On the DR site, you must use the machine name as requests to maps.portal.com/portal will resolve to the active environment.

MichaelSchoelen · ‎09-14-2018

So I'm trying the following:

Export site from: primarymachine:7443 on the main site

Success

Import site on: primarymachine:7443 on the standby site

Failed
Cannot find the portal properties from the server https://maps.portal.com/server

Interesting that the tool is looking at the load balancer name, as that would route traffic to the main datacenter.

When looking at the logs, I'm also seeing that the alternate site is attempting to reach out to the primary site machine, and failing. Which that doesn't seem right--this tool should be able to run in the event that the primary site went down.

Thoughts?

JonathanQuinn · ‎09-14-2018

How did you federate Portal and Server? On Site A, did you do something like this:

Services URL:

https://maps.portal.com/server

Admin URL

https://maps.portal.com/server

And on Site B, you did the same thing? If so, you're right, requests are being routed to the primary data center/deployment because Site B is resolved https://maps.portal.com/server to the primary environment. What you need to do is have your standby environment resolve maps.portal.com/server to the standby machines. This can be done through DNS or using a web adaptor to "fake" the URL:

For example, I have a traffic manager resolving traffic to my primary environment. I set up a standby environment and use a Web Adaptor as the front end. This machine's hostname is defined as maps.portal.com through etc\hosts and the entry is added to all machines in the deployment. You'll need to have also defined the web context URL in the second environment. When you take backups and restore them using the DR tool, all traffic will be routed to the standby machines based on the etc\hosts file entries. In the event you need to failover, remove the entries in the etc\hosts file so maps.portal.com resolves to your traffic manager.
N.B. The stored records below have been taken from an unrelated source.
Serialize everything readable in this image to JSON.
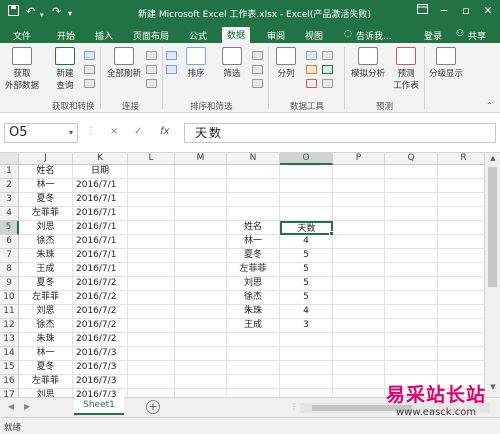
{
  "titlebar": {
    "title": "新建 Microsoft Excel 工作表.xlsx - Excel(产品激活失败)",
    "icons": [
      "save-icon",
      "undo-icon",
      "redo-icon",
      "customize-icon"
    ],
    "window_icons": [
      "ribbon-options-icon",
      "minimize-icon",
      "restore-icon",
      "close-icon"
    ]
  },
  "menubar": {
    "tabs": [
      "文件",
      "开始",
      "插入",
      "页面布局",
      "公式",
      "数据",
      "审阅",
      "视图"
    ],
    "active_tab": "数据",
    "tell_me": "告诉我...",
    "login": "登录",
    "share": "共享"
  },
  "ribbon": {
    "buttons": {
      "get_external": "获取\n外部数据",
      "new_query": "新建\n查询",
      "refresh_all": "全部刷新",
      "sort": "排序",
      "filter": "筛选",
      "split": "分列",
      "whatif": "模拟分析",
      "forecast": "预测\n工作表",
      "outline": "分级显示"
    },
    "groups": [
      "获取和转换",
      "连接",
      "排序和筛选",
      "数据工具",
      "预测"
    ]
  },
  "formula_bar": {
    "name_box": "O5",
    "cancel": "×",
    "enter": "✓",
    "fx": "fx",
    "value": "天数"
  },
  "grid": {
    "columns": [
      "J",
      "K",
      "L",
      "M",
      "N",
      "O",
      "P",
      "Q",
      "R"
    ],
    "rows": [
      "1",
      "2",
      "3",
      "4",
      "5",
      "6",
      "7",
      "8",
      "9",
      "10",
      "11",
      "12",
      "13",
      "14",
      "15",
      "16",
      "17"
    ],
    "selected_column": "O",
    "selected_row": "5",
    "col_j": [
      "姓名",
      "林一",
      "夏冬",
      "左菲菲",
      "刘思",
      "徐杰",
      "朱珠",
      "王成",
      "夏冬",
      "左菲菲",
      "刘思",
      "徐杰",
      "朱珠",
      "林一",
      "夏冬",
      "左菲菲",
      "刘思"
    ],
    "col_k": [
      "日期",
      "2016/7/1",
      "2016/7/1",
      "2016/7/1",
      "2016/7/1",
      "2016/7/1",
      "2016/7/1",
      "2016/7/1",
      "2016/7/2",
      "2016/7/2",
      "2016/7/2",
      "2016/7/2",
      "2016/7/2",
      "2016/7/3",
      "2016/7/3",
      "2016/7/3",
      "2016/7/3"
    ],
    "col_n": [
      "姓名",
      "林一",
      "夏冬",
      "左菲菲",
      "刘思",
      "徐杰",
      "朱珠",
      "王成"
    ],
    "col_o": [
      "天数",
      "4",
      "5",
      "5",
      "5",
      "5",
      "4",
      "3"
    ]
  },
  "sheets": {
    "active": "Sheet1",
    "add": "+"
  },
  "status": {
    "ready": "就绪"
  },
  "watermark": {
    "brand": "易采站长站",
    "url": "www.easck.com"
  },
  "colors": {
    "excel_green": "#217346",
    "watermark_pink": "#e0006b"
  }
}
MichaelSchoelen · ‎09-14-2018

So my portals are already using web adaptors with the webcontext url set. Is it possible to just change the etc hosts file to point to that one?

I'm guessing that the alternative would be to wait until we fail over to the standby site, then restore the backup? Albeit, there would be 20 minutes of downtime as the portal restored.

JonathanQuinn · ‎09-14-2018

So are your services and admin URL the same? This is how the DR tool behaves during an import

1) Uses the PORTAL_ADMIN_URL to connect to the deployment you want to restore.

2) Determines that the "public" or front-facing URLs for the Portal and all federated Servers in the target deployment match the public URLs in the backup through the federation settings

3) Uses the admin URL in the federation settings to connect to the federated Servers to check the registered Data Stores as well as internal machine names for the Server machines

4) Finds the internal machine name for the Portal machines and runs a restore against the primary Portal machine after unregistering the standby

5) Runs a restore through the internal machine name for Server

At step 3, if your services and admin URL are the same, then it would resolve to the primary environment. You have three approaches:

1) Set up the web adaptor as described above

2) Use separate internal load balancers in each environment for the admin URLs

3) Restore the backup once there's a failure

In my opinion, they're in order of my recommendation, but I really wouldn't recommend 3 as you'd want the standby in a "warm" state. If you restore once there's a failure, then you're down for the amount of time required for the restore, which you've mentioned.

The first is ideal because you can connect to the deployment in your standby environment through the public URL to make sure all expected content and applications are accessible to mimic how your users will connect to it. If it works with the WA in place, it'll work if you need to failover, (after updating hosts files).

MichaelSchoelen · ‎09-18-2018

Great! Option 1 resolved the issue, and I am no longer getting that error message. The tool is running all the way through.